One of the major problems in cancer chemotherapy is the fast development of drug resistance to most anticancer therapeutics. Thus, an important cause of the eventual decline in clinical efficacy of cytotoxic nucleoside analogs was the selection of resistant cancer cells with deficiencies in the expression of nucleoside transporters or nucleoside-activating kinases. Here, we present an efficient strategy of overcoming this type of drug resistance by tumor-specific delivery of nanogel-encapsulated active triphosphates of nucleoside analogs (NATP). The small particles of biodegradable cationic nanogels loaded with anionic NATP efficiently interacted with cancer cells and released active drug compounds into the cytoplasm. The potential of novel drug formulations was evaluated in the nucleoside transport-deficient (CEM/araC/C8) or nucleoside activation-deficient (RL7/G) lymphogenic cancer cells. Compared to nucleoside analogs, NATP-loaded nanogels demonstrated increased cytotoxicity, reducing the drug resistance index 250- to 900-fold in CEM/araC/C8 cells and 70- to 100-fold in RL7/G cells. The strong cytotoxic effect of nanoformulations was accompanied by characteristic cell cycle perturbations, usually observed in drug-treated sensitive cells, and resulted in the induction of apoptosis in all studied drug-resistant cells. Efficient cellular accumulation of nanogels and the consequent increase in intracellular levels of NATP were found to be the major factors determining cytotoxic efficacy of nanoformulations. Decoration of nanogels with multiple molecules of tumor lymphatic-specific peptide (LyP1) enhanced the binding efficacy of nanocarriers with lymphogenic cancer cells. The targeted nanoformulation of activated gemcitabine (LyP1-NG-dFdCTP), when injected in subcutaneous RL7/G xenograft tumor model, demonstrated 2-fold more efficient tumor growth inhibition than gemcitabine at a higher dose. Nanogel-drug formulations exhibited no systemic toxicity during the treatment, hence extending the versatility of nucleoside analogs in the treatment of drug-resistant lymphogenic tumors.

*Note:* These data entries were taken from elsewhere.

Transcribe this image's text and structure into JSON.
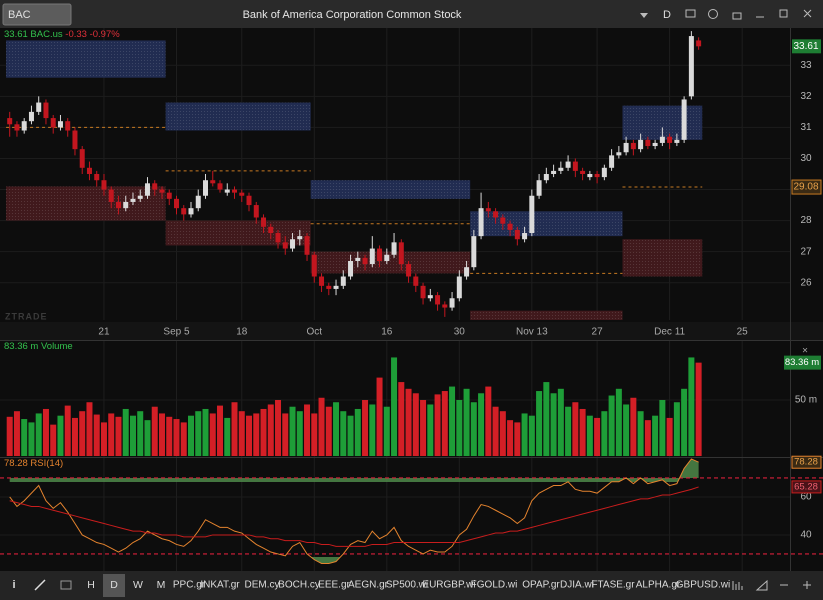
{
  "top_bar": {
    "symbol": "BAC",
    "title": "Bank of America Corporation Common Stock",
    "interval": "D"
  },
  "watermark": "ZTRADE",
  "chart_data": [
    {
      "type": "candlestick",
      "header": {
        "symbol": "BAC.us",
        "change": "-0.33",
        "change_pct": "-0.97%"
      },
      "up_color": "#dadada",
      "down_color": "#c3161f",
      "ylim": [
        24.8,
        34.2
      ],
      "yticks": [
        26,
        27,
        28,
        29,
        30,
        31,
        32,
        33
      ],
      "xlim": [
        -1.2,
        107.6
      ],
      "xticks": [
        {
          "value": 13,
          "label": "21"
        },
        {
          "value": 23,
          "label": "Sep 5"
        },
        {
          "value": 32,
          "label": "18"
        },
        {
          "value": 42,
          "label": "Oct"
        },
        {
          "value": 52,
          "label": "16"
        },
        {
          "value": 62,
          "label": "30"
        },
        {
          "value": 72,
          "label": "Nov 13"
        },
        {
          "value": 81,
          "label": "27"
        },
        {
          "value": 91,
          "label": "Dec 11"
        },
        {
          "value": 101,
          "label": "25"
        }
      ],
      "supply_color": "#26335e",
      "demand_color": "#4a1c20",
      "level_color": "#c87a22",
      "zones": [
        {
          "start": 0,
          "end": 21,
          "supply": [
            32.6,
            33.8
          ],
          "demand": [
            28.0,
            29.1
          ],
          "level": 31.0
        },
        {
          "start": 22,
          "end": 41,
          "supply": [
            30.9,
            31.8
          ],
          "demand": [
            27.2,
            28.0
          ],
          "level": 29.6
        },
        {
          "start": 42,
          "end": 63,
          "supply": [
            28.7,
            29.3
          ],
          "demand": [
            26.3,
            27.0
          ],
          "level": 27.9
        },
        {
          "start": 64,
          "end": 84,
          "supply": [
            27.5,
            28.3
          ],
          "demand": [
            24.8,
            25.1
          ],
          "level": 26.3
        },
        {
          "start": 85,
          "end": 95,
          "supply": [
            30.6,
            31.7
          ],
          "demand": [
            26.2,
            27.4
          ],
          "level": 29.08
        }
      ],
      "ohlc": [
        [
          31.3,
          31.5,
          30.7,
          31.1
        ],
        [
          31.1,
          31.2,
          30.7,
          30.9
        ],
        [
          30.9,
          31.3,
          30.8,
          31.2
        ],
        [
          31.2,
          31.7,
          31.1,
          31.5
        ],
        [
          31.5,
          32.0,
          31.4,
          31.8
        ],
        [
          31.8,
          31.9,
          31.1,
          31.3
        ],
        [
          31.3,
          31.4,
          30.8,
          31.0
        ],
        [
          31.0,
          31.4,
          30.9,
          31.2
        ],
        [
          31.2,
          31.3,
          30.7,
          30.9
        ],
        [
          30.9,
          31.0,
          30.1,
          30.3
        ],
        [
          30.3,
          30.4,
          29.5,
          29.7
        ],
        [
          29.7,
          29.9,
          29.3,
          29.5
        ],
        [
          29.5,
          29.6,
          29.1,
          29.3
        ],
        [
          29.3,
          29.5,
          28.8,
          29.0
        ],
        [
          29.0,
          29.1,
          28.4,
          28.6
        ],
        [
          28.6,
          28.8,
          28.2,
          28.4
        ],
        [
          28.4,
          28.8,
          28.3,
          28.6
        ],
        [
          28.6,
          28.9,
          28.5,
          28.7
        ],
        [
          28.7,
          29.0,
          28.6,
          28.8
        ],
        [
          28.8,
          29.4,
          28.7,
          29.2
        ],
        [
          29.2,
          29.3,
          28.8,
          29.0
        ],
        [
          29.0,
          29.1,
          28.7,
          28.9
        ],
        [
          28.9,
          29.0,
          28.5,
          28.7
        ],
        [
          28.7,
          28.8,
          28.2,
          28.4
        ],
        [
          28.4,
          28.5,
          28.0,
          28.2
        ],
        [
          28.2,
          28.6,
          28.1,
          28.4
        ],
        [
          28.4,
          29.0,
          28.3,
          28.8
        ],
        [
          28.8,
          29.5,
          28.7,
          29.3
        ],
        [
          29.3,
          29.6,
          29.1,
          29.2
        ],
        [
          29.2,
          29.3,
          28.9,
          29.0
        ],
        [
          28.9,
          29.2,
          28.8,
          29.0
        ],
        [
          29.0,
          29.1,
          28.7,
          28.9
        ],
        [
          28.9,
          29.0,
          28.6,
          28.8
        ],
        [
          28.8,
          28.9,
          28.3,
          28.5
        ],
        [
          28.5,
          28.6,
          27.9,
          28.1
        ],
        [
          28.1,
          28.2,
          27.6,
          27.8
        ],
        [
          27.8,
          27.9,
          27.4,
          27.6
        ],
        [
          27.6,
          27.7,
          27.1,
          27.3
        ],
        [
          27.3,
          27.5,
          26.9,
          27.1
        ],
        [
          27.1,
          27.6,
          27.0,
          27.4
        ],
        [
          27.4,
          27.7,
          27.2,
          27.5
        ],
        [
          27.5,
          27.6,
          26.7,
          26.9
        ],
        [
          26.9,
          27.0,
          26.0,
          26.2
        ],
        [
          26.2,
          26.3,
          25.7,
          25.9
        ],
        [
          25.9,
          26.0,
          25.6,
          25.8
        ],
        [
          25.8,
          26.1,
          25.6,
          25.9
        ],
        [
          25.9,
          26.4,
          25.8,
          26.2
        ],
        [
          26.2,
          26.9,
          26.1,
          26.7
        ],
        [
          26.7,
          27.0,
          26.5,
          26.8
        ],
        [
          26.8,
          26.9,
          26.4,
          26.6
        ],
        [
          26.6,
          27.5,
          26.5,
          27.1
        ],
        [
          27.1,
          27.2,
          26.5,
          26.7
        ],
        [
          26.7,
          27.1,
          26.6,
          26.9
        ],
        [
          26.9,
          27.6,
          26.8,
          27.3
        ],
        [
          27.3,
          27.4,
          26.4,
          26.6
        ],
        [
          26.6,
          26.7,
          26.0,
          26.2
        ],
        [
          26.2,
          26.3,
          25.7,
          25.9
        ],
        [
          25.9,
          26.0,
          25.3,
          25.5
        ],
        [
          25.5,
          25.8,
          25.4,
          25.6
        ],
        [
          25.6,
          25.7,
          25.1,
          25.3
        ],
        [
          25.3,
          25.4,
          24.9,
          25.2
        ],
        [
          25.2,
          25.7,
          25.1,
          25.5
        ],
        [
          25.5,
          26.4,
          25.4,
          26.2
        ],
        [
          26.2,
          26.7,
          26.1,
          26.5
        ],
        [
          26.5,
          27.7,
          26.4,
          27.5
        ],
        [
          27.5,
          28.9,
          27.4,
          28.4
        ],
        [
          28.4,
          28.6,
          28.1,
          28.3
        ],
        [
          28.3,
          28.4,
          27.9,
          28.1
        ],
        [
          28.1,
          28.2,
          27.7,
          27.9
        ],
        [
          27.9,
          28.0,
          27.5,
          27.7
        ],
        [
          27.7,
          27.8,
          27.2,
          27.4
        ],
        [
          27.4,
          27.8,
          27.3,
          27.6
        ],
        [
          27.6,
          29.0,
          27.5,
          28.8
        ],
        [
          28.8,
          29.5,
          28.7,
          29.3
        ],
        [
          29.3,
          29.7,
          29.2,
          29.5
        ],
        [
          29.5,
          29.8,
          29.4,
          29.6
        ],
        [
          29.6,
          29.9,
          29.5,
          29.7
        ],
        [
          29.7,
          30.1,
          29.6,
          29.9
        ],
        [
          29.9,
          30.0,
          29.4,
          29.6
        ],
        [
          29.6,
          29.7,
          29.3,
          29.5
        ],
        [
          29.4,
          29.6,
          29.3,
          29.5
        ],
        [
          29.5,
          29.6,
          29.2,
          29.4
        ],
        [
          29.4,
          29.8,
          29.3,
          29.7
        ],
        [
          29.7,
          30.3,
          29.6,
          30.1
        ],
        [
          30.1,
          30.4,
          30.0,
          30.2
        ],
        [
          30.2,
          30.7,
          30.1,
          30.5
        ],
        [
          30.5,
          30.6,
          30.1,
          30.3
        ],
        [
          30.3,
          30.8,
          30.2,
          30.6
        ],
        [
          30.6,
          30.7,
          30.3,
          30.4
        ],
        [
          30.4,
          30.6,
          30.3,
          30.5
        ],
        [
          30.5,
          31.0,
          30.4,
          30.7
        ],
        [
          30.7,
          30.8,
          30.3,
          30.5
        ],
        [
          30.5,
          30.8,
          30.4,
          30.6
        ],
        [
          30.6,
          32.0,
          30.5,
          31.9
        ],
        [
          32.0,
          34.1,
          31.9,
          33.94
        ],
        [
          33.8,
          33.9,
          33.5,
          33.61
        ]
      ]
    },
    {
      "type": "bar",
      "title": "Volume",
      "last_label": "83.36 m",
      "up_color": "#1e9e38",
      "down_color": "#d41f26",
      "ylim": [
        0,
        100
      ],
      "yticks": [
        {
          "value": 50,
          "label": "50 m"
        }
      ],
      "values": [
        35,
        40,
        33,
        30,
        38,
        42,
        28,
        36,
        45,
        34,
        40,
        48,
        37,
        30,
        38,
        35,
        42,
        36,
        40,
        32,
        44,
        38,
        35,
        33,
        30,
        36,
        40,
        42,
        38,
        45,
        34,
        48,
        40,
        36,
        38,
        42,
        46,
        50,
        38,
        44,
        40,
        46,
        38,
        52,
        44,
        48,
        40,
        36,
        42,
        50,
        46,
        70,
        44,
        88,
        66,
        60,
        56,
        50,
        46,
        55,
        58,
        62,
        50,
        60,
        48,
        56,
        62,
        44,
        40,
        32,
        30,
        38,
        36,
        58,
        66,
        56,
        60,
        44,
        48,
        42,
        36,
        34,
        40,
        54,
        60,
        46,
        52,
        40,
        32,
        36,
        50,
        34,
        48,
        60,
        88,
        83.36
      ]
    },
    {
      "type": "line",
      "title": "RSI(14)",
      "ylim": [
        22.6,
        80.5
      ],
      "yticks": [
        40,
        60
      ],
      "levels": [
        70,
        30
      ],
      "level_color": "#d8203a",
      "fill_color": "#4f8a4a",
      "series": [
        {
          "color": "#e4832e",
          "values": [
            60,
            55,
            58,
            62,
            66,
            58,
            54,
            57,
            52,
            46,
            40,
            38,
            36,
            35,
            33,
            31,
            33,
            36,
            38,
            42,
            40,
            38,
            37,
            35,
            34,
            37,
            42,
            48,
            46,
            44,
            44,
            42,
            41,
            38,
            35,
            33,
            31,
            30,
            29,
            34,
            36,
            30,
            27,
            25,
            25,
            26,
            30,
            35,
            37,
            36,
            42,
            38,
            40,
            44,
            37,
            34,
            32,
            30,
            32,
            31,
            31,
            34,
            40,
            43,
            50,
            56,
            55,
            53,
            51,
            49,
            46,
            49,
            58,
            62,
            64,
            66,
            66,
            68,
            64,
            63,
            63,
            62,
            65,
            68,
            68,
            70,
            67,
            70,
            67,
            68,
            69,
            66,
            67,
            75,
            80,
            78.28
          ]
        },
        {
          "color": "#c81d1d",
          "values": [
            58,
            57,
            56,
            55,
            55,
            54,
            53,
            52,
            51,
            50,
            49,
            48,
            47,
            46,
            45,
            44,
            43,
            42,
            42,
            41,
            41,
            40,
            40,
            40,
            39,
            39,
            39,
            39,
            40,
            40,
            40,
            40,
            40,
            40,
            39,
            39,
            38,
            38,
            37,
            37,
            37,
            36,
            36,
            35,
            35,
            34,
            34,
            34,
            34,
            34,
            35,
            35,
            35,
            36,
            36,
            36,
            36,
            36,
            36,
            36,
            36,
            36,
            36,
            37,
            38,
            39,
            40,
            41,
            41,
            42,
            42,
            43,
            44,
            45,
            46,
            47,
            48,
            49,
            50,
            51,
            52,
            53,
            54,
            55,
            56,
            57,
            58,
            59,
            59,
            60,
            61,
            61,
            62,
            63,
            64,
            65.28
          ]
        }
      ]
    }
  ],
  "toolbar": {
    "periods": [
      "H",
      "D",
      "W",
      "M"
    ],
    "symbols": [
      "PPC.gr",
      "INKAT.gr",
      "DEM.cy",
      "BOCH.cy",
      "EEE.gr",
      "AEGN.gr",
      "SP500.wi",
      "EURGBP.wi",
      "FGOLD.wi",
      "OPAP.gr",
      "DJIA.wi",
      "FTASE.gr",
      "ALPHA.gr",
      "GBPUSD.wi"
    ]
  }
}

癌症化疗的主要问题之一是大多数抗癌治疗药物的耐药性迅速发展。因此,细胞毒性核苷类似物临床疗效最终下降的一个重要原因是选择了核苷转运体或核苷激活激酶表达缺陷的耐药癌细胞。在这里,我们提出了一种通过肿瘤特异性递送包裹核苷类似物活性三磷酸酯的纳米凝胶(NATP)来克服这种类型耐药性的有效策略。负载阴离子 NATP 的生物可降解阳离子纳米凝胶的小颗粒与癌细胞有效相互作用,并将活性药物化合物释放到细胞质中。在核苷转运缺陷型(CEM/araC/C8)或核苷激活缺陷型(RL7/G)淋巴源癌细胞中评估了新型药物制剂的潜力。与核苷类似物相比,负载 NATP 的纳米凝胶显示出更高的细胞毒性,使 CEM/araC/C8 细胞中的耐药指数降低 250-900 倍,RL7/G 细胞中的耐药指数降低 70-100 倍。纳米制剂的强烈细胞毒性作用伴随着通常在药物处理的敏感细胞中观察到的特征性细胞周期扰动,并导致所有研究的耐药细胞诱导凋亡。发现纳米凝胶的有效细胞积累以及随之而来的 NATP 细胞内水平的增加是决定纳米制剂细胞毒性效力的主要因素。用多个肿瘤淋巴管特异性肽(LyP1)分子修饰纳米凝胶增强了纳米载体与淋巴源癌细胞的结合效力。在皮下 RL7/G 异种移植肿瘤模型中注射靶向激活的吉西他滨(LyP1-NG-dFdCTP)纳米制剂,与更高剂量的吉西他滨相比,肿瘤生长抑制效率提高了 2 倍。纳米凝胶药物制剂在治疗过程中没有表现出全身毒性,从而扩展了核苷类似物在治疗耐药性淋巴源肿瘤中的多功能性。